AIDS Prevention: Mucosally-Targeted Plant Based Vaccines

艾滋病预防：针对粘膜的植物疫苗

• 批准号: 6952721
• 负责人: Tsafrir Shlomo Mor
• 金额: $ 22.43万
• 依托单位: ARIZONA STATE UNIVERSITY-TEMPE CAMPUS
• 依托单位国家: 美国
• 财政年份: 2004
• 资助国家: 美国
• 起止时间: 2004-09-30 至 2006-08-31
• 项目状态: 已结题
• 来源: https://reporter.nih.gov/project-details/6952721
• 关键词: AIDS education /prevention; AIDS vaccines; chimeric proteins; cholera toxin; clinical research; genetically modified plants; human immunodeficiency virus 1; immune response; immunomodulators; laboratory mouse; laboratory rabbit; mucosal immunity; neutralizing antibody; oral administration; oral tolerance; vaccine development; virus antigen

DESCRIPTION (provided by applicant): Despite the success of extensive AIDS prevention programs and powerful anti-retroviral drugs in limiting the spread of HIV-1 in high-income countries, it is generally agreed that for the developing world, these efforts will have to be combined with effective vaccines, but the design and testing of such vaccines have proven to be complex. It has been suggested that mucosal antibodies have an important role in preventing HIV-1 from crossing the epithelial barrier and ultimately in providing protection from infection. We propose to utilize fusion protein engineering and transgenic plants as a vaccine production platform in order to develop a mucosally-targeted subunit vaccine that provoke local and systemic immune responses against a broad range of HIV-1 subtypes to prevent the atraumatic sexual transmission of the virus. The main objective of this proposal centers on the development of such a candidate vaccine based on a fusion protein consisting of the mucosal-targeting B subunit of cholera toxin (CTB) and the conserved cerebroside (GalCer) binding domain (including the ELDKWA neutralizing epitope, a.a. 649-681, the "P1" peptide) of the HIV-1 gp41 envelope protein, which mediates the transcytosis of HIV-1 across the mucosal epithelia. The CTB-P1 chimera will be expressed in bacteria and in plant cells. We will then test its potential to elicit mucosal and systemic immune responses against HIV-1 in mice and assay the antibodies' capacity to neutralize transcytosis and infection. We believe that this new technology of plant-derived ("edible") vaccines emerging from the combination of immunology and plant genetic engineering has the potential to significantly impact the field of HIV/AIDS vaccine development in providing efficacious, cost-effective and safe (needle-free) vaccines. While it is probable that a single form of vaccination would not be effective in isolation, the plant-based vaccine may be combined with other types of vaccines in a prime/boost strategy.

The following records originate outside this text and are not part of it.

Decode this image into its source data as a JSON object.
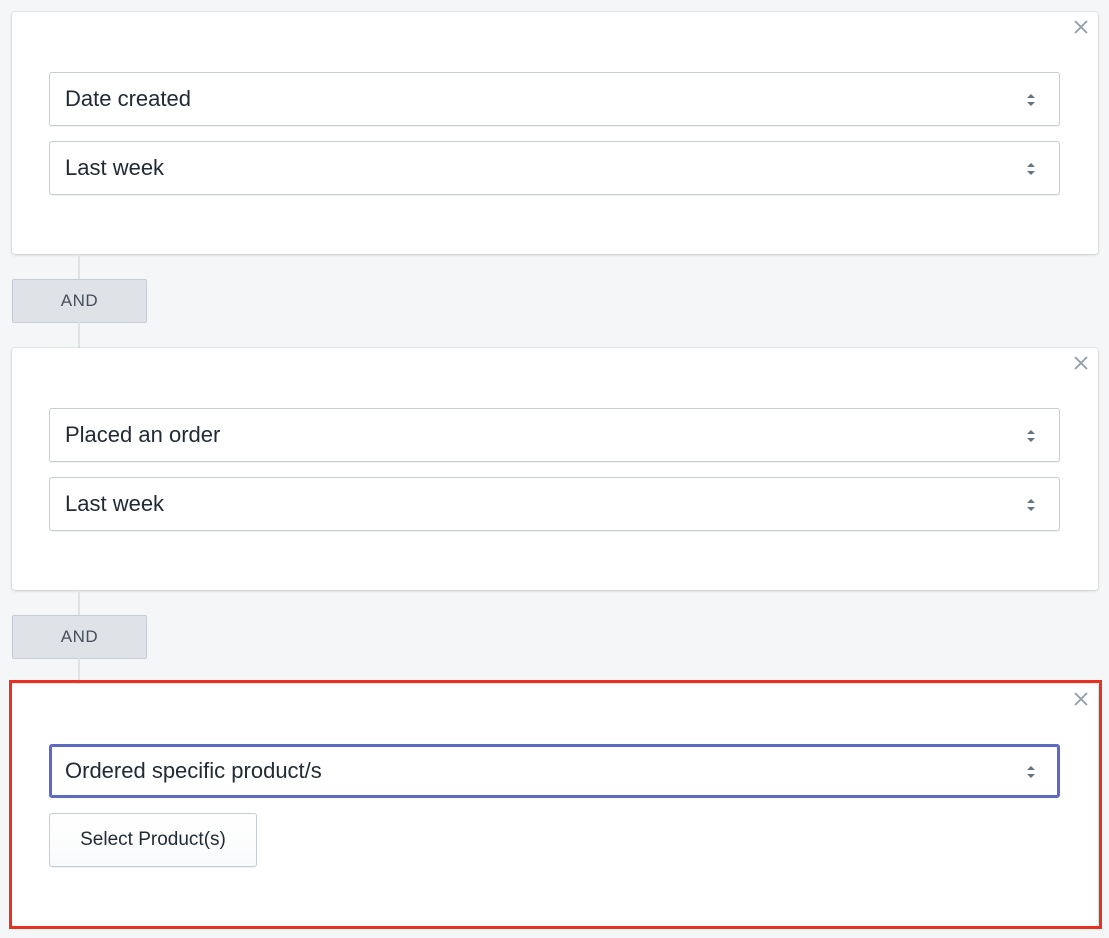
{
  "conditions": [
    {
      "field": "Date created",
      "value": "Last week"
    },
    {
      "field": "Placed an order",
      "value": "Last week"
    },
    {
      "field": "Ordered specific product/s",
      "button_label": "Select Product(s)"
    }
  ],
  "connectors": [
    "AND",
    "AND"
  ],
  "icons": {
    "close": "close-icon",
    "select_arrows": "chevron-up-down-icon"
  },
  "colors": {
    "background": "#f4f6f8",
    "focus_border": "#5c6ac4",
    "highlight_border": "#e8321f",
    "connector_button": "#dfe3e8"
  }
}
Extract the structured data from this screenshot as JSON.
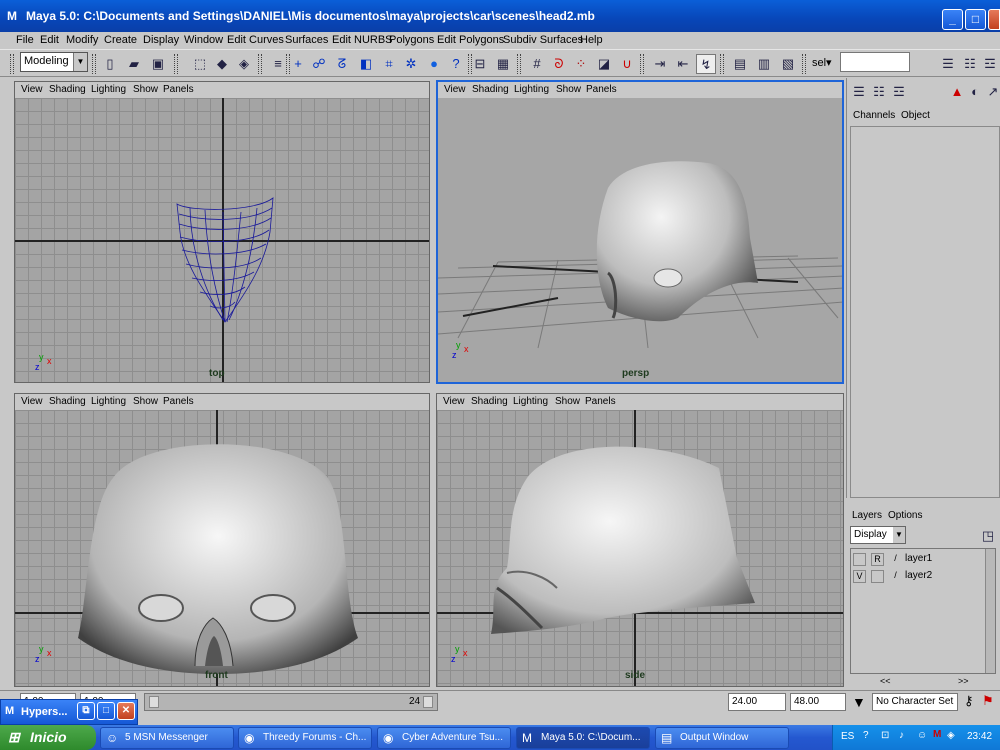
{
  "window": {
    "title": "Maya 5.0: C:\\Documents and Settings\\DANIEL\\Mis documentos\\maya\\projects\\car\\scenes\\head2.mb",
    "minimize": "_",
    "maximize": "□",
    "close": "✕"
  },
  "menubar": [
    "File",
    "Edit",
    "Modify",
    "Create",
    "Display",
    "Window",
    "Edit Curves",
    "Surfaces",
    "Edit NURBS",
    "Polygons",
    "Edit Polygons",
    "Subdiv Surfaces",
    "Help"
  ],
  "toolbar": {
    "mode": "Modeling",
    "sel_label": "sel▾",
    "sel_value": ""
  },
  "panel_menu": [
    "View",
    "Shading",
    "Lighting",
    "Show",
    "Panels"
  ],
  "viewports": {
    "top": "top",
    "persp": "persp",
    "front": "front",
    "side": "side"
  },
  "channel_box": {
    "channels": "Channels",
    "object": "Object"
  },
  "layers": {
    "menu_layers": "Layers",
    "menu_options": "Options",
    "display": "Display",
    "rows": [
      {
        "v": "",
        "r": "R",
        "name": "layer1"
      },
      {
        "v": "V",
        "r": "",
        "name": "layer2"
      }
    ]
  },
  "timeline": {
    "left_a": "1.00",
    "left_b": "1.00",
    "current": "24",
    "end_a": "24.00",
    "end_b": "48.00",
    "char_set": "No Character Set",
    "scroll_left": "<<",
    "scroll_right": ">>"
  },
  "hypershade": {
    "title": "Hypers..."
  },
  "taskbar": {
    "start": "Inicio",
    "tasks": [
      {
        "label": "5 MSN Messenger",
        "active": false
      },
      {
        "label": "Threedy Forums - Ch...",
        "active": false
      },
      {
        "label": "Cyber Adventure Tsu...",
        "active": false
      },
      {
        "label": "Maya 5.0: C:\\Docum...",
        "active": true
      },
      {
        "label": "Output Window",
        "active": false
      }
    ],
    "lang": "ES",
    "clock": "23:42"
  }
}
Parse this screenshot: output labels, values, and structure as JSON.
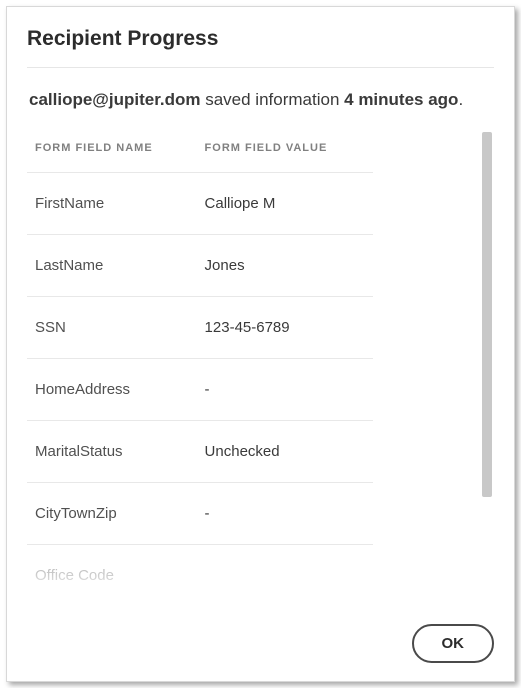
{
  "title": "Recipient Progress",
  "status": {
    "email": "calliope@jupiter.dom",
    "middle": " saved information ",
    "time": "4 minutes ago",
    "suffix": "."
  },
  "table": {
    "headers": {
      "name": "Form Field Name",
      "value": "Form Field Value"
    },
    "rows": [
      {
        "name": "FirstName",
        "value": "Calliope M"
      },
      {
        "name": "LastName",
        "value": "Jones"
      },
      {
        "name": "SSN",
        "value": "123-45-6789"
      },
      {
        "name": "HomeAddress",
        "value": "-"
      },
      {
        "name": "MaritalStatus",
        "value": "Unchecked"
      },
      {
        "name": "CityTownZip",
        "value": "-"
      },
      {
        "name": "Office Code",
        "value": ""
      }
    ]
  },
  "buttons": {
    "ok": "OK"
  }
}
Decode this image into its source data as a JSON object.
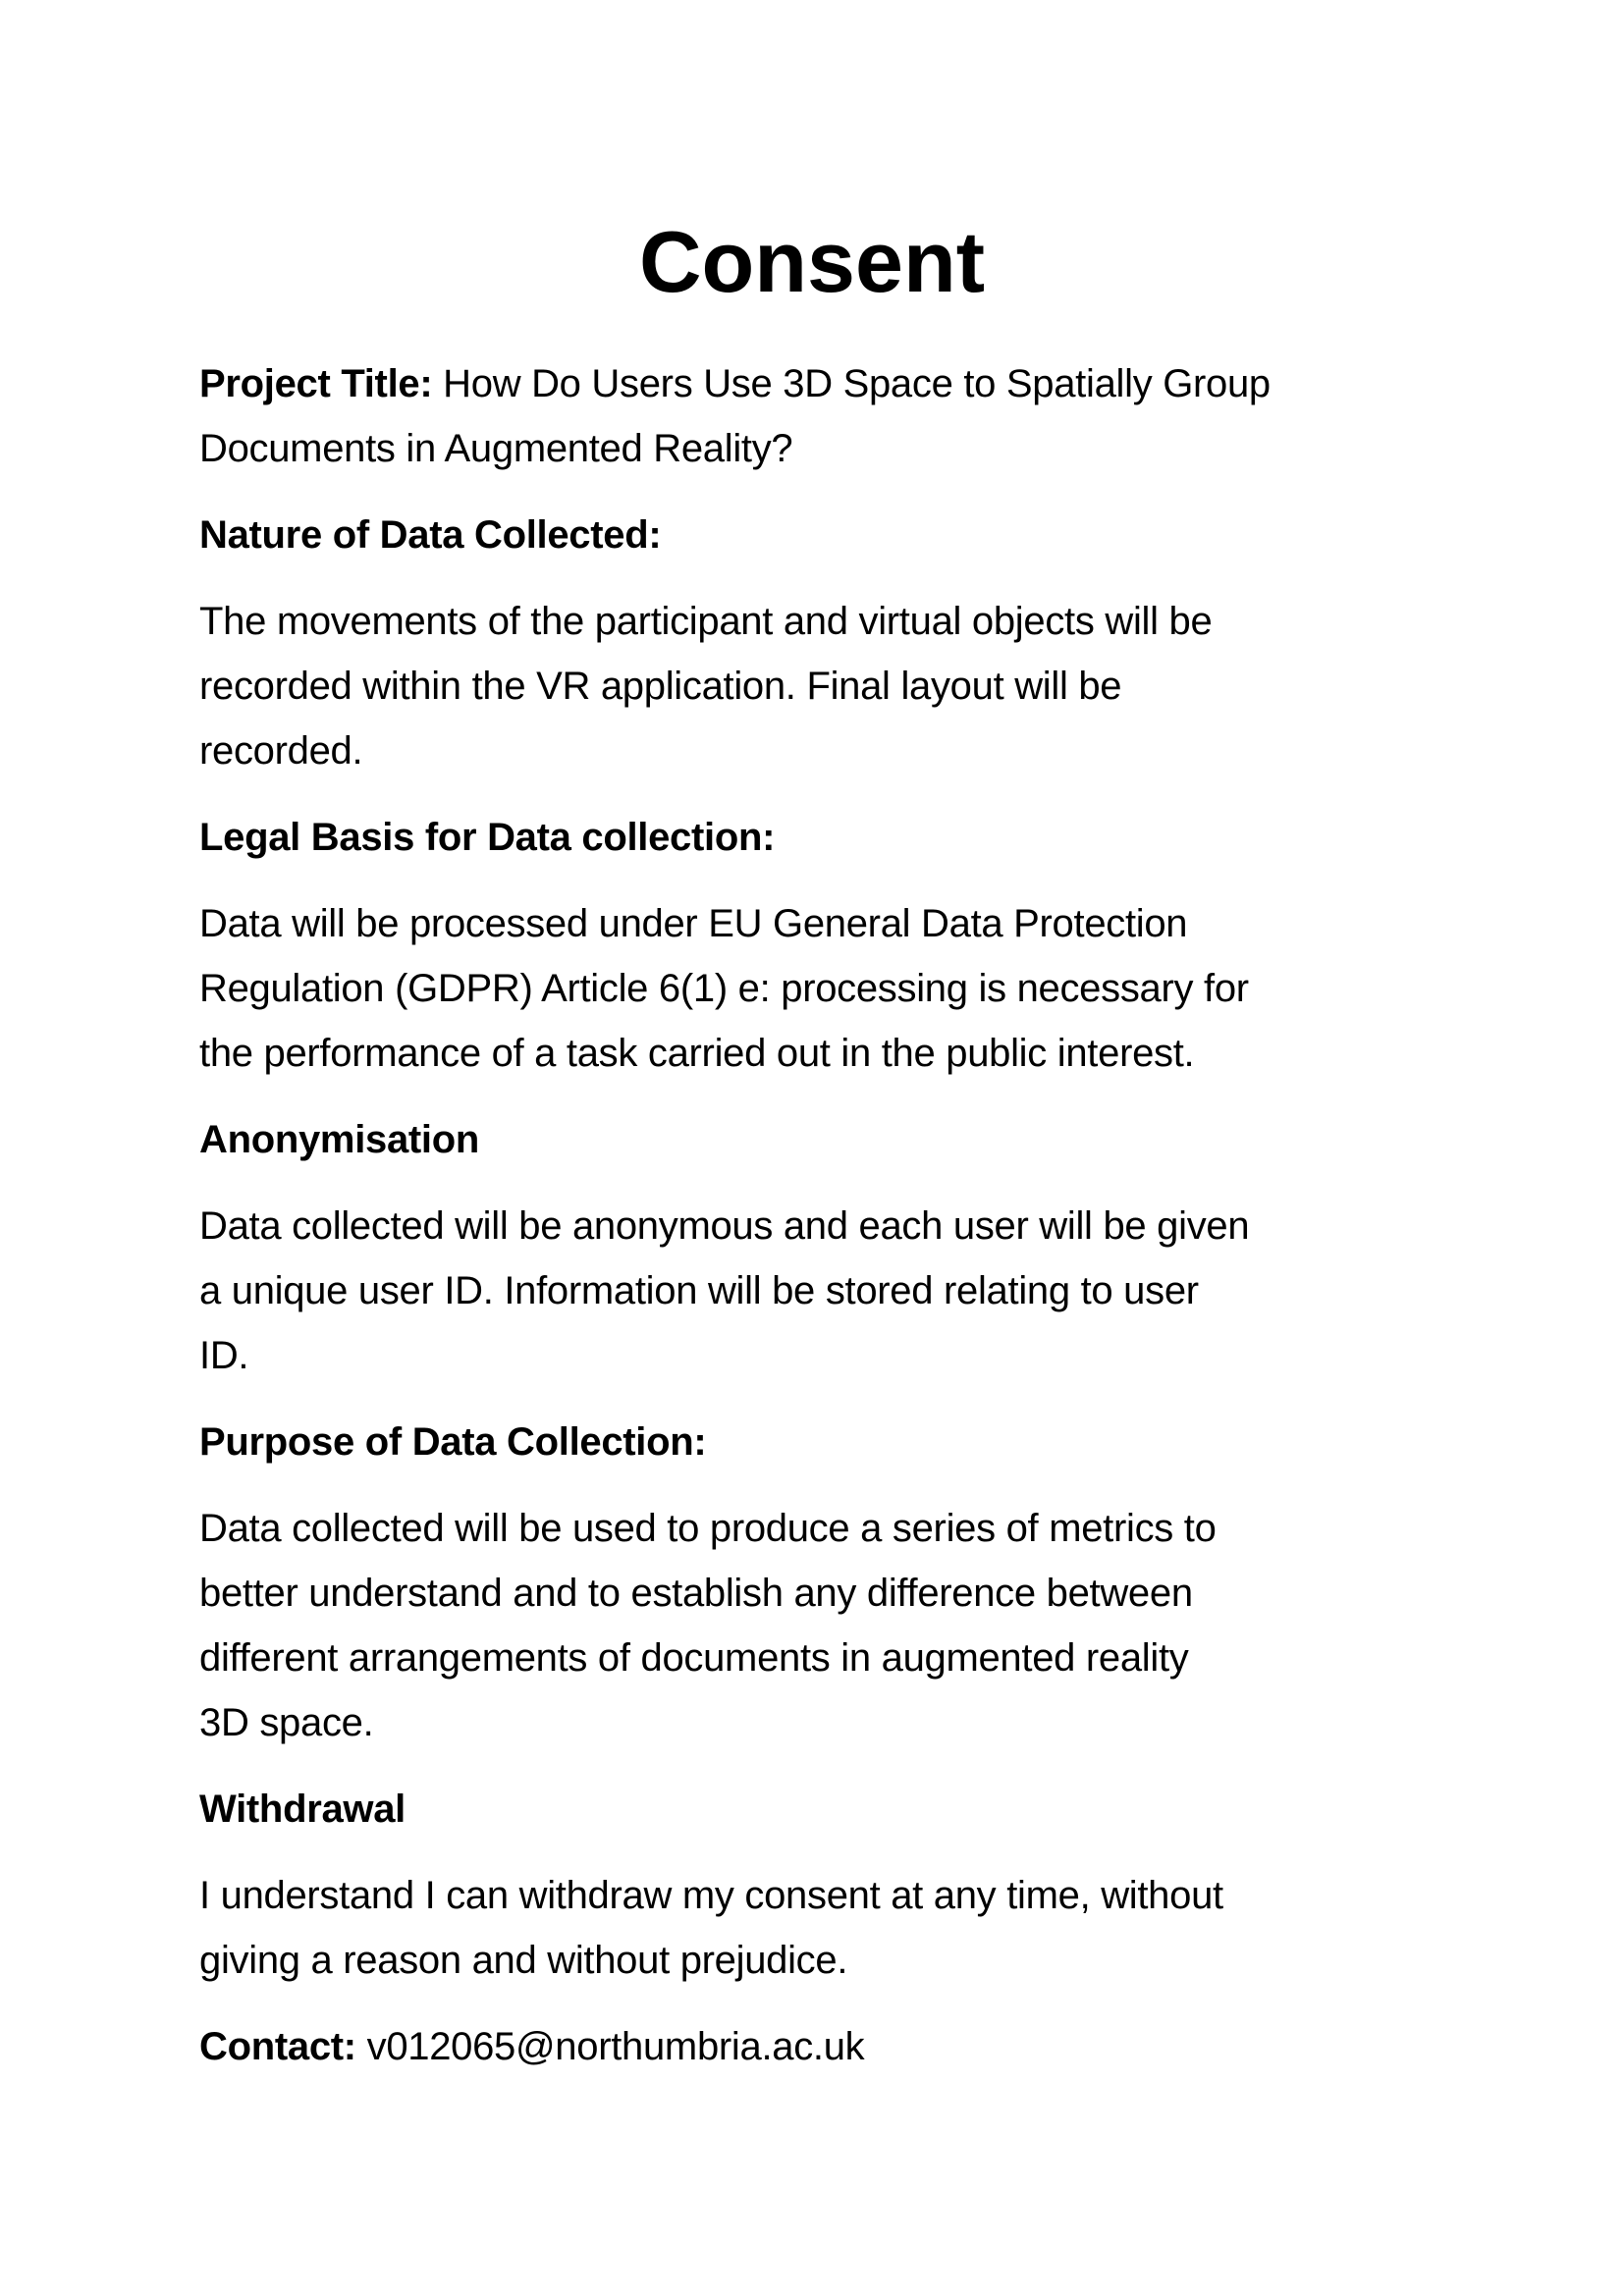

描述（由申请人提供）：尽管广泛的艾滋病预防计划和强大的抗逆转录病毒药物在限制HIV-1在高收入国家的传播方面取得了成功，但人们普遍认为，对于发展中国家来说，这些努力必须与有效的疫苗相结合，但此类疫苗的设计和测试已被证明是复杂的。已经表明，粘膜抗体在防止HIV-1穿过上皮屏障并最终提供免受感染的保护方面具有重要作用。我们建议利用融合蛋白工程和转基因植物作为疫苗生产平台，以开发一种粘膜靶向亚单位疫苗，激发局部和全身免疫反应，对广泛的HIV-1亚型，以防止无创伤性的性传播的病毒。该提议的主要目的集中在基于融合蛋白的这种候选疫苗的开发，所述融合蛋白由霍乱毒素的粘膜靶向B亚基（CT B）和保守的β-D-半乳糖苷（GalCer）结合结构域（包括ELDKWA中和表位，a.a. 649-681，“P1”肽），其介导HIV-1穿过粘膜上皮的转胞吞作用。CTB-P1嵌合体将在细菌和植物细胞中表达。然后，我们将测试其在小鼠中引发针对HIV-1的粘膜和全身免疫应答的潜力，并测定抗体中和转胞吞和感染的能力。我们认为，这种结合免疫学和植物基因工程的植物衍生（“可食用”）疫苗新技术有可能在提供有效、成本效益高和安全（无针）疫苗方面对艾滋病毒/艾滋病疫苗开发领域产生重大影响。虽然单一形式的疫苗接种在孤立的情况下可能不会有效，但植物疫苗可以与其他类型的疫苗结合使用，采用初免/加强策略。